On Tuesday, Musk tweeted his interest in taking automotive and aerospace company Tesla private at $420 per share, declaring that the funding for such a move had already been secured (all figures in US dollars).
But later that day in an email to employees, Musk said the “wild swings in our stock price” were serving as a “major distraction” for the company and its employees and that going private would free Tesla up from having to pay homage to quarterly earnings cycles.
The news follows on last week’s second-quarter earnings from Tesla, which featured the company’s largest quarterly loss to date, a net loss of $742.7 million, up from $401.4 million a year ago.

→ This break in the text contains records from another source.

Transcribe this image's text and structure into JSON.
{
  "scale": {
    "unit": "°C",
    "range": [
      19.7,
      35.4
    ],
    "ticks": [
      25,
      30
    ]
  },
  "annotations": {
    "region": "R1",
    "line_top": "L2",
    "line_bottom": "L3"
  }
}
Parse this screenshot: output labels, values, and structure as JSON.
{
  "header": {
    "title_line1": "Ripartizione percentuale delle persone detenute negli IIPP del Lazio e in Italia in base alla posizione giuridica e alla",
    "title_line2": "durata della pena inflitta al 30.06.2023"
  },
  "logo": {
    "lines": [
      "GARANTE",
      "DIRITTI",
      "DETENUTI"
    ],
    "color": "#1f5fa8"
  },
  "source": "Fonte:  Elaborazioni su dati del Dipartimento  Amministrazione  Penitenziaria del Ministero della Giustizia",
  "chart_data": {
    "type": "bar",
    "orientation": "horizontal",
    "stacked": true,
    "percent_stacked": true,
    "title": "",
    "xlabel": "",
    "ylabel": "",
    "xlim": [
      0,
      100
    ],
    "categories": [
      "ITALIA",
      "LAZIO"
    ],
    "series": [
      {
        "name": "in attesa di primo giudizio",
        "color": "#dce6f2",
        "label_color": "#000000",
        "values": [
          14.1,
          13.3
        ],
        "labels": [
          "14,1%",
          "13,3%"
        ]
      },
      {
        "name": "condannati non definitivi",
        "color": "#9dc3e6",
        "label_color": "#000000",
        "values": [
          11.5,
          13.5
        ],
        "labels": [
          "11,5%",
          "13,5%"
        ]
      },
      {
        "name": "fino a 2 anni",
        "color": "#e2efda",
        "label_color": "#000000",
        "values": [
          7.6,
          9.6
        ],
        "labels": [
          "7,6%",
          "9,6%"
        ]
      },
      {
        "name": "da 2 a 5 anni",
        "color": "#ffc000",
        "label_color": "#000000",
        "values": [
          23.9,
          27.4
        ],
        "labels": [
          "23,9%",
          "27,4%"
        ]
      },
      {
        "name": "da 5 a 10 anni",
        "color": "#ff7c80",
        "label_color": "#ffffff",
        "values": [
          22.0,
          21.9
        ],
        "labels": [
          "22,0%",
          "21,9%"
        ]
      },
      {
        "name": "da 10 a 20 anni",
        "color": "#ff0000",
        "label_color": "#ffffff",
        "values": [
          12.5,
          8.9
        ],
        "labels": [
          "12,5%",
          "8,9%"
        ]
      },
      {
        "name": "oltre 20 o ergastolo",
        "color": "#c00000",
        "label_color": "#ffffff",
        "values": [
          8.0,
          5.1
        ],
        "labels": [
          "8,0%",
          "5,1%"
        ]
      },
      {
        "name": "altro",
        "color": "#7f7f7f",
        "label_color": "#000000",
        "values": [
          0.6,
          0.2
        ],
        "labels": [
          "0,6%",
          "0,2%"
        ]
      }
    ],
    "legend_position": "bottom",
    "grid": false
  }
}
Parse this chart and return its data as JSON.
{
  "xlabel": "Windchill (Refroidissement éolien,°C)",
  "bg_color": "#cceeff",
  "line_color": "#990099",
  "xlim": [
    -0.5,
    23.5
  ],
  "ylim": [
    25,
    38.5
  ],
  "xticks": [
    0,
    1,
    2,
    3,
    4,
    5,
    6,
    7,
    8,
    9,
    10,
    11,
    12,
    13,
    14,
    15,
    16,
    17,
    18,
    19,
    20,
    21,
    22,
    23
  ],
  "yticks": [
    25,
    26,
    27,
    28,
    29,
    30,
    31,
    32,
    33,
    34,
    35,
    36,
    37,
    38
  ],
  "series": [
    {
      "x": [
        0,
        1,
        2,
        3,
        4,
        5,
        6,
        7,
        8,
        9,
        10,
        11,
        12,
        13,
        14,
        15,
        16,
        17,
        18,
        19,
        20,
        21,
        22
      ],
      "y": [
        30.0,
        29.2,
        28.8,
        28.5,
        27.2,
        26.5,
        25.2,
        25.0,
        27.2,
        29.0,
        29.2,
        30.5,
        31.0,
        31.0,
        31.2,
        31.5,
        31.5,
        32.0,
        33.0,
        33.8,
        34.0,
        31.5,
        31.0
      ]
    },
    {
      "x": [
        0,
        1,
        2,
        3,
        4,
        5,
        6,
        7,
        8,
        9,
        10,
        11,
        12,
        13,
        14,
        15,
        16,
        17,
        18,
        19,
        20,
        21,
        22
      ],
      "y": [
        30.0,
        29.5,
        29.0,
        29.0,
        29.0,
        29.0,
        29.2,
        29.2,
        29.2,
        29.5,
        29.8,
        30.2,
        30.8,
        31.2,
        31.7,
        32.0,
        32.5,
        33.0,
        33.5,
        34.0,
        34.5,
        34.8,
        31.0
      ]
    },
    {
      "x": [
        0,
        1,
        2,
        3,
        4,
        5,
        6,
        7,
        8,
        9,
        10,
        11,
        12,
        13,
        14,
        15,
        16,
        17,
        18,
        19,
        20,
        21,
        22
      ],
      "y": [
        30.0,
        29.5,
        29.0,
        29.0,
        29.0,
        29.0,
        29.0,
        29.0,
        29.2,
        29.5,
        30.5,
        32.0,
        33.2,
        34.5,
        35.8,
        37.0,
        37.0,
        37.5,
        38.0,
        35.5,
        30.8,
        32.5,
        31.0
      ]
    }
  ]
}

Still, revenue of $4 billion beat analysts’ estimates and the company reported that it would not be needing to raise more cash this year and that capital expenses for 2018 would run a little under $2.5 billion, lower than expected. That news drove the price of Tesla shares up 12 per cent in trading last Thursday, followed up by yesterday’s 10.5 per cent jump in response to Musk’s comments.
But investors would be better off ignoring much of the press on Tesla, says Hurst, since it has become too fixated on Musk’s personal antics as well as the production numbers for Tesla’s Model 3 all-electric vehicle.
“This is ultimately one of those cases of signal and noise,” Hurst told BNN Bloomberg Tuesday. “The reality is that there is incredible embedded value [but] everybody is focused on the right here and right now —what was the Model 3 production, did he miss or did he hit it?— and then there’s articles about his father, about his family and all kinds of things that are clouding the issue that there is, in fact, tremendous embedded value in this company, both on the automotive side and, not in the least, the SpaceX side.”
Musk said in a blog post on Tuesday that in taking Tesla private, he had no intentions of merging the automotive company with the privately held space transport and aerospace company SpaceX, one of the world’s most valuable private companies worth an estimated $28 billion. He further clarified that a privatized Tesla would likely be structured similar to SpaceX, which has held funding rounds twice a year on average over the past three years.
Hurst says that there’s a real void of media coverage on Tesla’s hard assets, arguing, “They are definitely talking about the cash burn, that makes sense, but you’ve gotta look at the assets and how you’d value Space X —and that almost never comes in. It’s all about Model 3 and that’s crazy.”